In the wake of the deadly terrorist attacks in France Nov. 13, a New Yorker cartoon honored Paris with a scene from Madeline, the beloved children's book set in the City of Light. The Sunday cartoon, drawn by regular New Yorker cartoonist Benjamin Schwartz, reimagines a scene from the beloved children's book by Ludwig Bemelmans. It features twelve schoolgirls and their supervising nun walking in Paris, and the caption reads: "In an old house in Paris that is covered with vines, live twelve little girls whose country still shines." The caption is a riff on the first line of the book, which reads, "In an old house in Paris that was covered with vines, lived twelve little girls in two straight lines."

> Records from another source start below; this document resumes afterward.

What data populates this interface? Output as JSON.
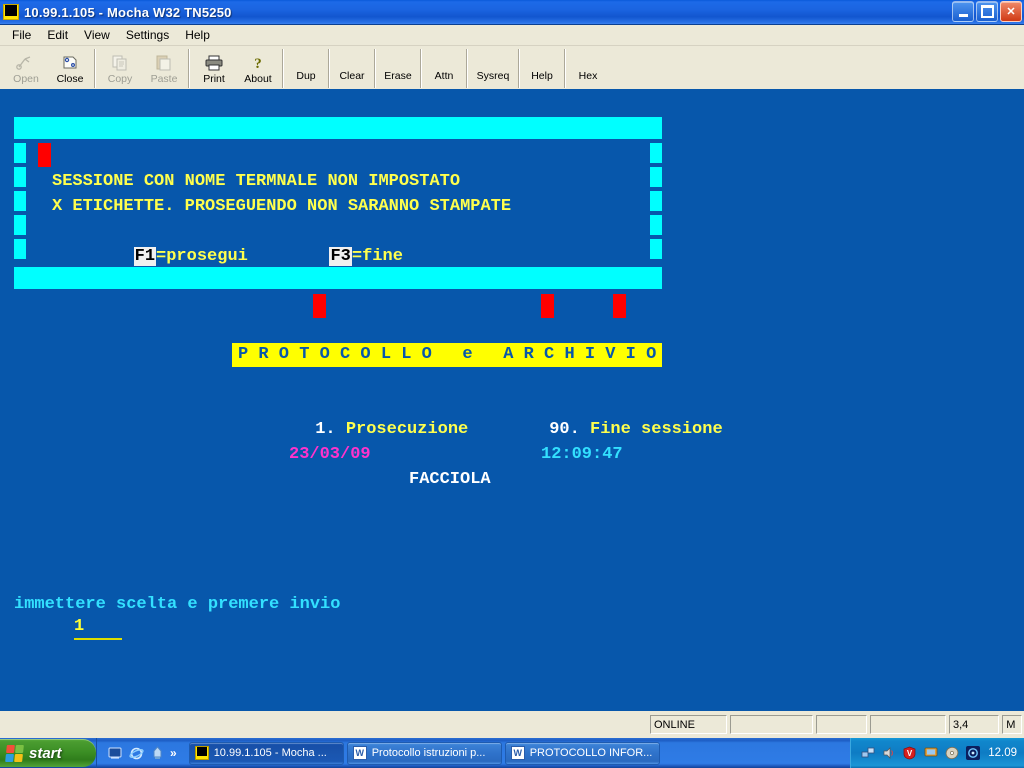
{
  "window": {
    "title": "10.99.1.105 - Mocha W32 TN5250",
    "icon": "terminal-icon",
    "controls": {
      "minimize": "minimize-icon",
      "maximize": "maximize-icon",
      "close": "close-icon"
    }
  },
  "menu": {
    "items": [
      {
        "label": "File"
      },
      {
        "label": "Edit"
      },
      {
        "label": "View"
      },
      {
        "label": "Settings"
      },
      {
        "label": "Help"
      }
    ]
  },
  "toolbar": {
    "buttons": [
      {
        "label": "Open",
        "icon": "open-folder-icon",
        "enabled": false
      },
      {
        "label": "Close",
        "icon": "close-session-icon",
        "enabled": true
      },
      {
        "label": "Copy",
        "icon": "copy-icon",
        "enabled": false
      },
      {
        "label": "Paste",
        "icon": "paste-icon",
        "enabled": false
      },
      {
        "label": "Print",
        "icon": "printer-icon",
        "enabled": true
      },
      {
        "label": "About",
        "icon": "question-mark-icon",
        "enabled": true
      },
      {
        "label": "Dup",
        "icon": "",
        "enabled": true
      },
      {
        "label": "Clear",
        "icon": "",
        "enabled": true
      },
      {
        "label": "Erase",
        "icon": "",
        "enabled": true
      },
      {
        "label": "Attn",
        "icon": "",
        "enabled": true
      },
      {
        "label": "Sysreq",
        "icon": "",
        "enabled": true
      },
      {
        "label": "Help",
        "icon": "",
        "enabled": true
      },
      {
        "label": "Hex",
        "icon": "",
        "enabled": true
      }
    ]
  },
  "terminal": {
    "colors": {
      "background": "#0757ab",
      "cyan": "#00ffff",
      "yellow": "#ffff4d",
      "white": "#ffffff",
      "magenta": "#ff33cc",
      "red": "#ff0000",
      "banner_bg": "#ffff00"
    },
    "dialog": {
      "line1": "SESSIONE CON NOME TERMNALE NON IMPOSTATO",
      "line2": "X ETICHETTE. PROSEGUENDO NON SARANNO STAMPATE",
      "key1_name": "F1",
      "key1_label": "=prosegui",
      "key2_name": "F3",
      "key2_label": "=fine"
    },
    "banner": "P R O T O C O L L O   e   A R C H I V I O",
    "menu_options": [
      {
        "number": "1.",
        "label": "Prosecuzione"
      },
      {
        "number": "90.",
        "label": "Fine sessione"
      }
    ],
    "date": "23/03/09",
    "time": "12:09:47",
    "user": "FACCIOLA",
    "prompt": "immettere scelta e premere invio",
    "input_value": "1"
  },
  "status_bar": {
    "connection": "ONLINE",
    "field_b": "",
    "field_c": "",
    "field_d": "",
    "position": "3,4",
    "mode": "M"
  },
  "taskbar": {
    "start_label": "start",
    "quick_launch": [
      {
        "icon": "show-desktop-icon"
      },
      {
        "icon": "internet-explorer-icon"
      },
      {
        "icon": "windows-media-icon"
      },
      {
        "icon": "chevron-right-icon"
      }
    ],
    "tasks": [
      {
        "label": "10.99.1.105 - Mocha ...",
        "icon": "terminal-icon",
        "active": true
      },
      {
        "label": "Protocollo istruzioni p...",
        "icon": "word-icon",
        "active": false
      },
      {
        "label": "PROTOCOLLO INFOR...",
        "icon": "word-icon",
        "active": false
      }
    ],
    "tray_icons": [
      {
        "icon": "network-icon"
      },
      {
        "icon": "volume-speaker-icon"
      },
      {
        "icon": "antivirus-shield-icon"
      },
      {
        "icon": "display-icon"
      },
      {
        "icon": "disk-icon"
      },
      {
        "icon": "media-player-icon"
      }
    ],
    "clock": "12.09"
  }
}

The first Madeline book was published in 1939, with several subsequent books following it in the years afterwards. It's a series that has touched generations — mine was one of them — and the New Yorker cartoon definitely pulls on those nostalgic heartstrings. Madeline introduced many non-Parisians worldwide to Paris before we ever visited in person, and recalling the setting of the book makes anyone viewing this cartoon who loved Madeline as a child recognize a personal connection to Paris, at least as Bemelmans portrayed it.
The only problem with the cartoon is that it inadvertently gestures to an observation many have made amid the huge media coverage of the Paris attacks and outpouring of love from the most famous people in the world: there has been much more mourning for the violence visited on a city so important to the Western imagination than for bombings elsewhere that occurred within 24 hours of the attack on Paris. My Facebook feed has been full of people imploring others to remember that not only did Paris suffer on November 13th, but so did Beirut, and so did Baghdad.
Many are asking whether we only care about tragedies in Western countries, and Schwartz's depiction of twelve white girls doesn't help — especially considering that France has a substantial non-white population. France doesn't keep racial statistics of any kind, but the website of the Paris mayor's office reports that nearly 15 percent of the Parisian population is foreign, and those foreigners are often North African and Turkish.
Those concerns are important, and since the caption of the New Yorker cartoon is a present-tense riff on the original, it would have been nice to see Schwartz reimagine the twelve little girls as a more diverse group. Still, it was an effective, even stirring way of affirming that France's, and specifically Paris', luster won't be tarnished by Friday's attack. That's a welcome message in this moment, especially in the words of a story that has helped generations celebrate the city.